When you are armed with a list of targeted keywords, you can start to put together a competitive intelligence plan.
Who Are Your Actual Competitors?
As mentioned, competitive intelligence is all about learning what the competition is doing with their marketing. However, it’s essential you skip looking at the perceived competition and analyze your actual organic competitors.
How do you find the right competition to investigate? After all, it’s all too easy – and even understandable – for you to believe any brand offering similar products or services is worth exploring their online presence. This is especially the case if you’re located in the same geographical area and aim at a similar target market. Yet even if they are a direct competitor, it doesn’t necessarily mean they’re a ranking competitor.
Remember: you only want to rank high for your list of targeted keywords. If certain competitors are not using these keywords, you don’t want to analyze what they’re doing with their SEO strategy. Fortunately, you don’t have to put in much work to find the right competition.

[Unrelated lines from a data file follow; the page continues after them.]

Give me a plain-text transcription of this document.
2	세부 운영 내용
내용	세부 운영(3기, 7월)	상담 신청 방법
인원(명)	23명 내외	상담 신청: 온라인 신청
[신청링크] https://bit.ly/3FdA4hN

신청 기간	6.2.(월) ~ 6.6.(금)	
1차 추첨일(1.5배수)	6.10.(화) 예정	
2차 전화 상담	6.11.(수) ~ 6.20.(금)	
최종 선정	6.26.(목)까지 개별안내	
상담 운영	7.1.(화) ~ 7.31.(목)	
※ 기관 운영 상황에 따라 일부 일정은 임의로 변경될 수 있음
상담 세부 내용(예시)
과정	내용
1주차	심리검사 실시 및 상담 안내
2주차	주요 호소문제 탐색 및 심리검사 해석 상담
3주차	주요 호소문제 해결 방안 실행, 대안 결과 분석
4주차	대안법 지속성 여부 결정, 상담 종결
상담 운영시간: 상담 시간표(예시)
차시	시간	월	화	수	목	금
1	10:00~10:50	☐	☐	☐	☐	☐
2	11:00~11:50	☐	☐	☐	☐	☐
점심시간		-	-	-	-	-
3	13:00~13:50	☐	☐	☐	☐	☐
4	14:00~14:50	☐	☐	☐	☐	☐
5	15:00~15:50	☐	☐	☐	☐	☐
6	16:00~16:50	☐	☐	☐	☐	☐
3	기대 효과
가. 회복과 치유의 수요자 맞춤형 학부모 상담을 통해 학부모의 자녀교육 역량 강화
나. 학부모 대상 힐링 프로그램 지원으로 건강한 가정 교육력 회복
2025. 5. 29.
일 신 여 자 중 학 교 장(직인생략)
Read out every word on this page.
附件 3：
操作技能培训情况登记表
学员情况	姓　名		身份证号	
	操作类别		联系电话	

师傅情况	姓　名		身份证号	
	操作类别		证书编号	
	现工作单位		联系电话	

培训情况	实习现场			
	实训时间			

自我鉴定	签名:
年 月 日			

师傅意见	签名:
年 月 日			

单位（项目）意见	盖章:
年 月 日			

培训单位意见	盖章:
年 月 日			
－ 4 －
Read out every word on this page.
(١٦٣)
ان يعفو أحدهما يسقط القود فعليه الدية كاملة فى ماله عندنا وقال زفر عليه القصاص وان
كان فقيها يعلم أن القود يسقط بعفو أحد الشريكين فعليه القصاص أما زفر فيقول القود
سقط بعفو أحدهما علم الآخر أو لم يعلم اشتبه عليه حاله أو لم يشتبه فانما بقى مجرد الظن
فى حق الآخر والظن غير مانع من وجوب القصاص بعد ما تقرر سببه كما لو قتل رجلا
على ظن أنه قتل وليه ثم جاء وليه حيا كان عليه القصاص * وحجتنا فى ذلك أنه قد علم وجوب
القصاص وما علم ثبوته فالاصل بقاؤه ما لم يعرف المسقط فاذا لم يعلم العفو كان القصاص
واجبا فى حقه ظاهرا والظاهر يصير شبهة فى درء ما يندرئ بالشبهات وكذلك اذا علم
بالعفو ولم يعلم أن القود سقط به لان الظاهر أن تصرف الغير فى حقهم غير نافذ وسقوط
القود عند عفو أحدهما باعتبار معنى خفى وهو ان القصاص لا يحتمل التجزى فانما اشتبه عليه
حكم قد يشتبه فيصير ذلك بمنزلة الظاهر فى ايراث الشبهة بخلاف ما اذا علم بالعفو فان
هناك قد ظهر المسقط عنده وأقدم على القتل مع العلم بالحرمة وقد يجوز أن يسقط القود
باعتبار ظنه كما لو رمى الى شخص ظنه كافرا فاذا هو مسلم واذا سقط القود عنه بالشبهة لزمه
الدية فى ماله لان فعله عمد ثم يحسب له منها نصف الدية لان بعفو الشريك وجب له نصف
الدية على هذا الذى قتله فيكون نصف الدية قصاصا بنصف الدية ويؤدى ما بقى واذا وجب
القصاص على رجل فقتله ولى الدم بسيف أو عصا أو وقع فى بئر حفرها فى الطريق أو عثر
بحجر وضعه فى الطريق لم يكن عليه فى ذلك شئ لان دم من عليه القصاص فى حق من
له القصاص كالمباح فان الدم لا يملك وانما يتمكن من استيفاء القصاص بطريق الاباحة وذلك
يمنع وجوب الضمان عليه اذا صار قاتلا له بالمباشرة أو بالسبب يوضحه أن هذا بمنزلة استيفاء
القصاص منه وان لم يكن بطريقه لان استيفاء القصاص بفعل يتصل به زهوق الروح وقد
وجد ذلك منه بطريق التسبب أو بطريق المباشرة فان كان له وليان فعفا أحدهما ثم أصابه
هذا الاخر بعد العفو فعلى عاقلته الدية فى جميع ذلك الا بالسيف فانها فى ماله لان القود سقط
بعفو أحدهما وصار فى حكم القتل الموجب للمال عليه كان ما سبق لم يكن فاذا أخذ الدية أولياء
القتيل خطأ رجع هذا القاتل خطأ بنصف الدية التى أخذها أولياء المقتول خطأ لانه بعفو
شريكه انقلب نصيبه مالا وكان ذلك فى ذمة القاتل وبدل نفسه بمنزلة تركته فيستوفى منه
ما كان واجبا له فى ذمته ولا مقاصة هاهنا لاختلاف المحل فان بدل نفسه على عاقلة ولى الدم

Simply input your targeted keywords into Google, perform a few searches, and select the businesses that pop up on the first page.
Even if they’re not direct competitors, these are your ranking competitors. Each competitor will provide insight into what’s necessary to rank high for the keywords you’re chasing.
Improving Your SEO with Competitive Intelligence
You have your target keywords. You have your list of ranking competitors. Now it’s time to perform a spot of competitive intelligence, so you can begin to figure out what the competition is doing – and how you can use this information to leapfrog them in search results.
To begin, analyze how their content is organized. See where their keywords are placed. It’s also worth looking at their HTML code. Google stopped utilizing the keywords meta tag, yes, but this archaic technique might still be implemented by your competitors. The HTML code may reveal bigger clues than you expect as a result.
Another integral step of competitive intelligence is reviewing the inbound link profile of your competitors. If you learn which inbound links are delivering the biggest ranking benefit, you can use this data for your very own link acquisition campaign. An added bonus is you can uncover what anchor text they’re using for these inbound links.